Every year almost ten million people in this Region die without their sight being restored, most of them dying within ten years of becoming blind.
The life expectancy of blind persons is two-thirds of that of people who can see.
The blind are among the world’s poorest, though the rich are not immune from blindness.
These views were expressed by Ophthalmologists while talking to Business Recorder here Saturday with reference to surge in blindness in the South-East Asia Region.
“Women are among the worst victims of blindness, not because of biological differences but because of a discriminatory social fabric. In the world today, there are 200 million visually disabled people, and 45 million unable to move about without help. By the year 2020, the number of the blind would have doubled to 30 million in the South-East Asia Region,” medical experts said.
A study of the causes of blindness brings out some striking facts: up to 90 percent of blindness in this region is either preventable or curable, at very modest cost.
Blindness costs the world 25 billion dollars in lost productivity. If the costs of rehabilitation and education and that of the careers are also included, the amount will go up to 75 billion dollars annually. South-East Asia alone bears a net burden of 5.6 billion dollars every year.
“Obviously, this is a very high burden for our already poor economies to shoulder. It is estimated that South-East Asia would require about 200 million dollars annually to prevent or cure major blinding diseases,” experts added.
“We must wake up to the reality that blindness is not merely a medical issue. It is a developmental issue with social and economic ramifications. The political leadership must be encouraged to change their mindset and view blindness prevention as a developmental issue rather than just another health intervention,” they asserted.

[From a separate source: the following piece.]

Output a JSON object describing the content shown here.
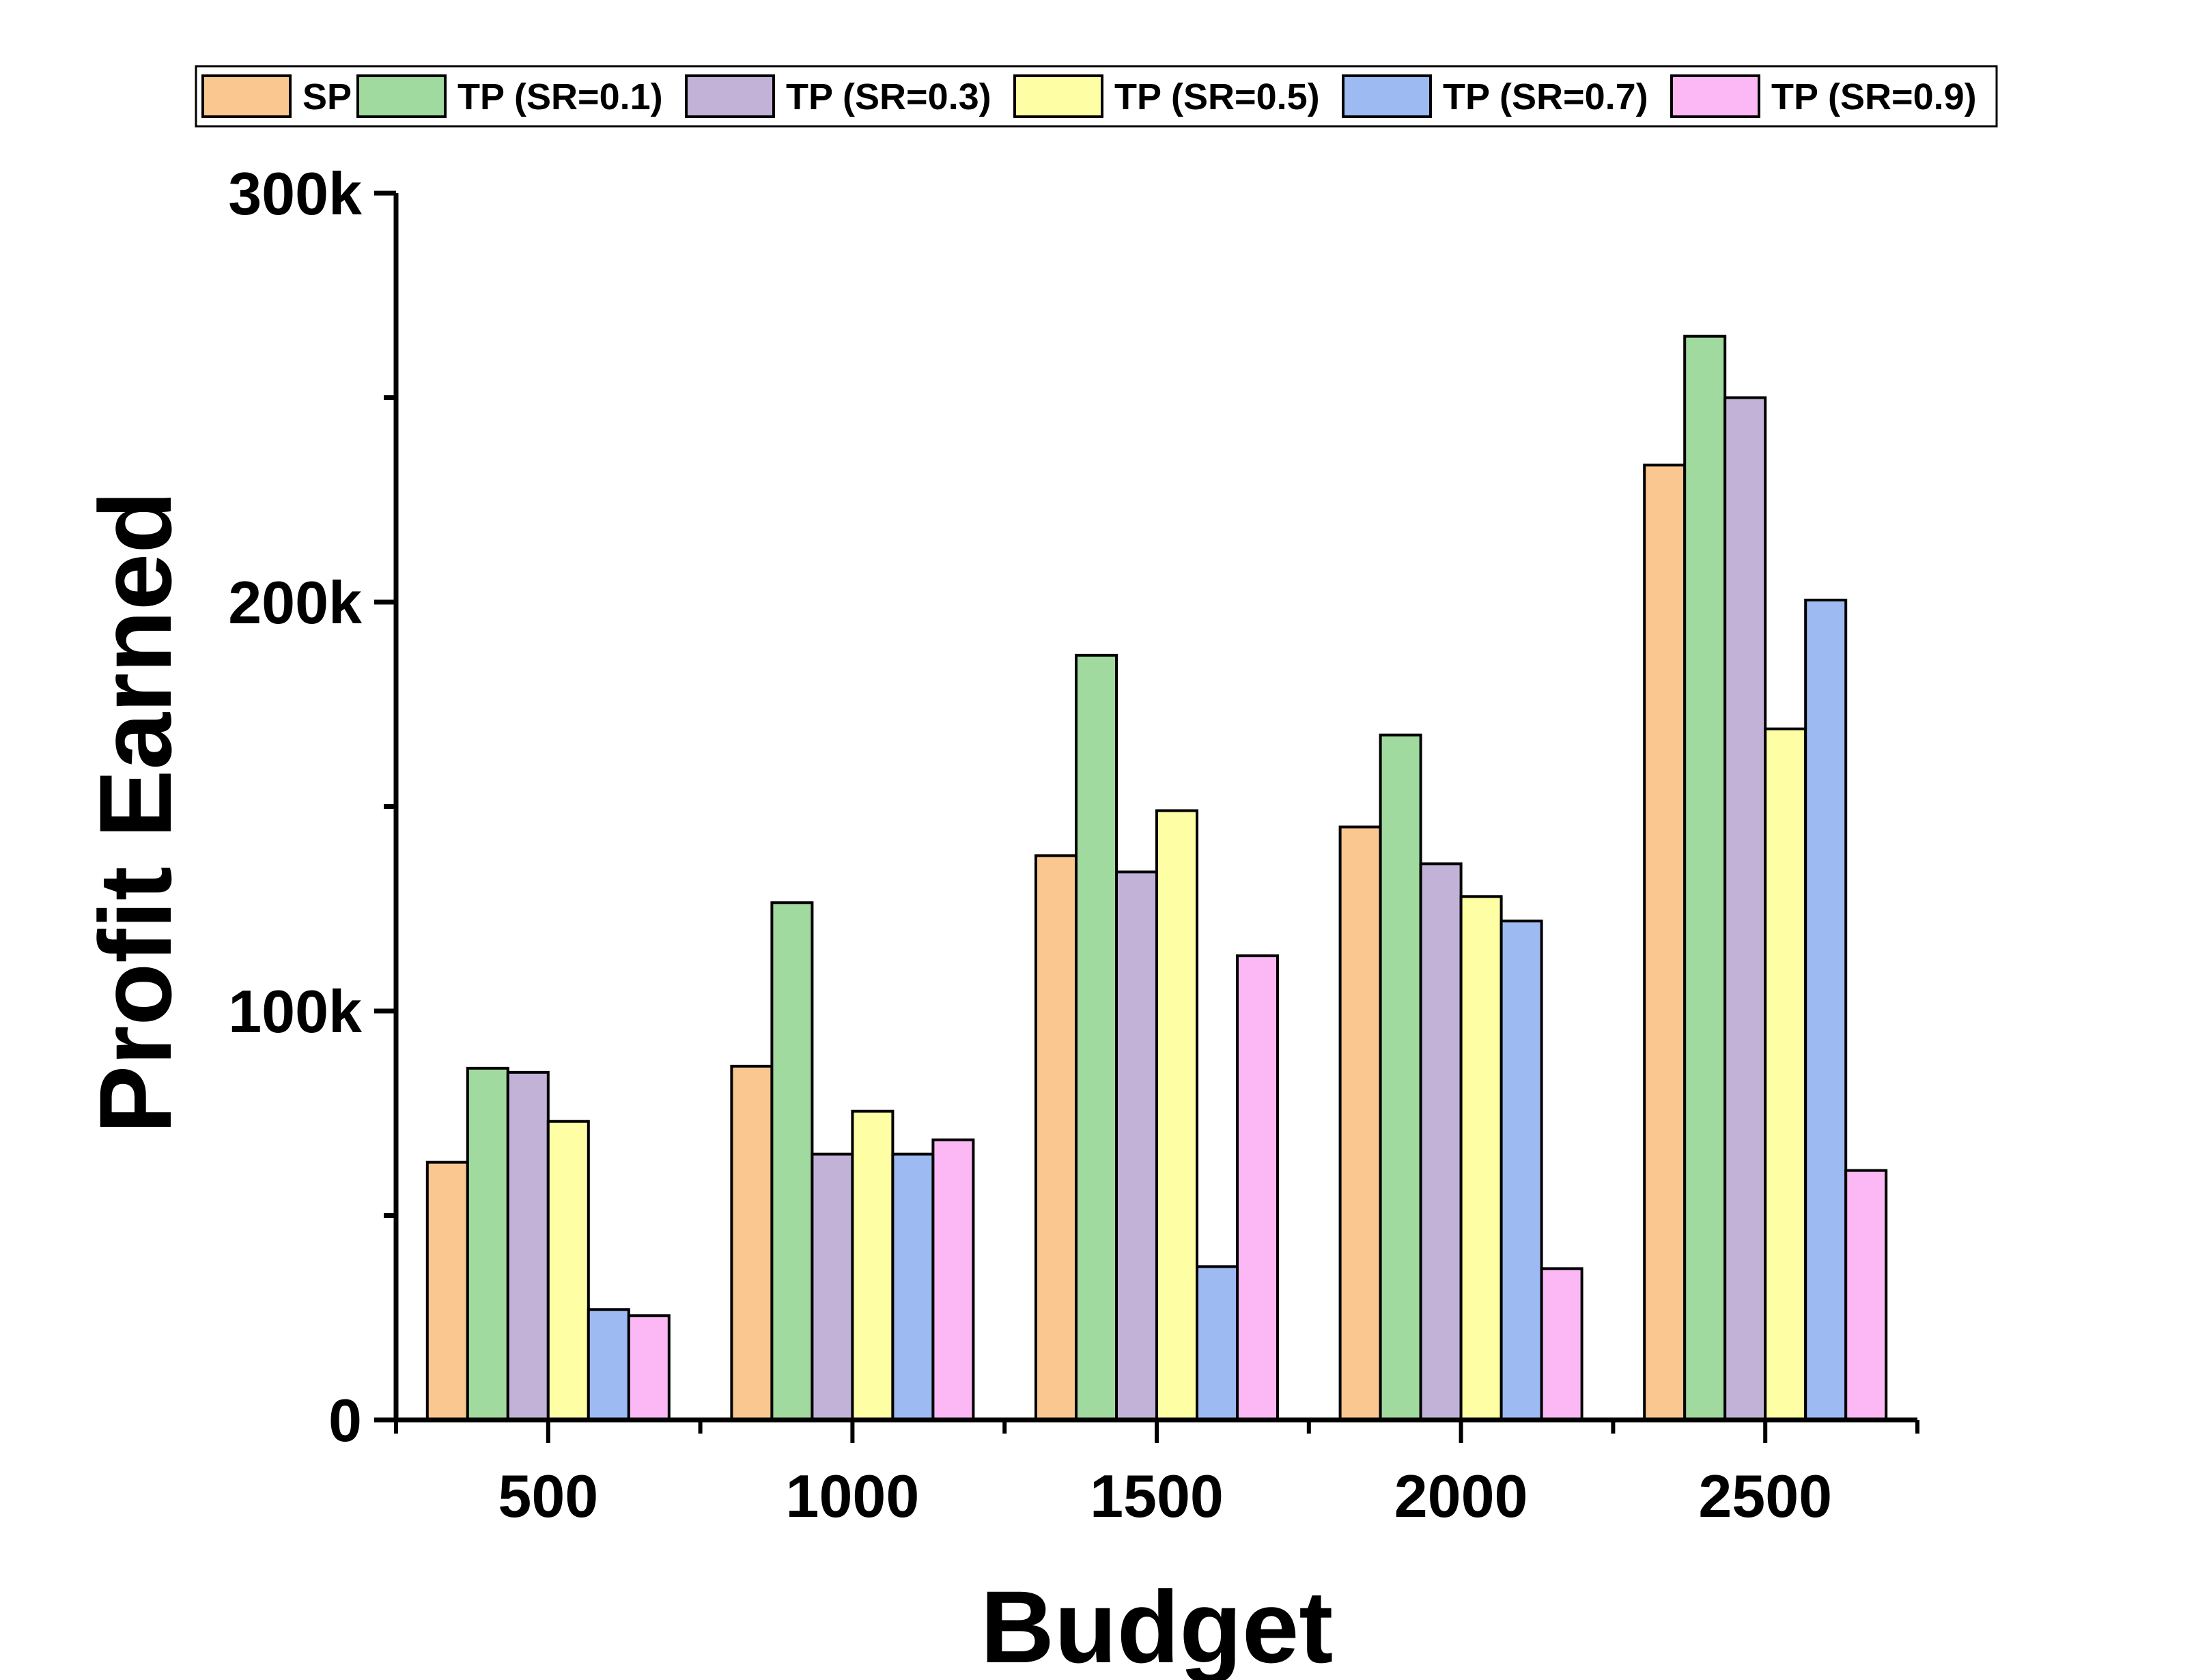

Talking about human resources, experts said that there is a shortage of ophthalmologists in most countries of the Region.
“What is even more disturbing is that the number of ophthalmic paraprofessionals is even fewer in most of our countries. Half of the existing ophthalmologists in many countries do not operate on cataracts. in some countries trained ophthalmologists are doing general practice rather than eye care,” medical experts said.
Ophthalmologists said that there was a concentration of eye health workers in large urban areas, whereas the vast majority of the population live in rural areas.
The need is to review the existing training policies and programmes for the entire spectrum of human resources for eye care, they added.
About the bold initiative taken by WHO in partnership with non-governmental organisations (NGOs), they said that the goal of WHO’s ‘Vision 2020’ is to eliminate avoidable blindness from the world by the year 2020.
The strategy includes dealing with disease burden, particularly that caused by cataract, trachoma and childhood blindness. It also aims at improving the human resource situation and expanding the infrastructure to fight the increasing burden of blindness.
They further said that the countries of South-East Asia have made significant progress towards attaining a high level of socio-economic development. Our Region has also made significant health gains in the last half a century.
Reduction in mortality from major infectious diseases has led to a significant increase in the life expectancy of our population. Our health interventions have, however, had less impact on fertility.
Thus, the population of our Region is increasing rapidly. in fact, the spectacular gains in life expectancy made in the last 50 years are often beset with illness and disabilities resulting from blindness, deafness and physical infirmity.
Some people call this the failure of our success, medical experts added.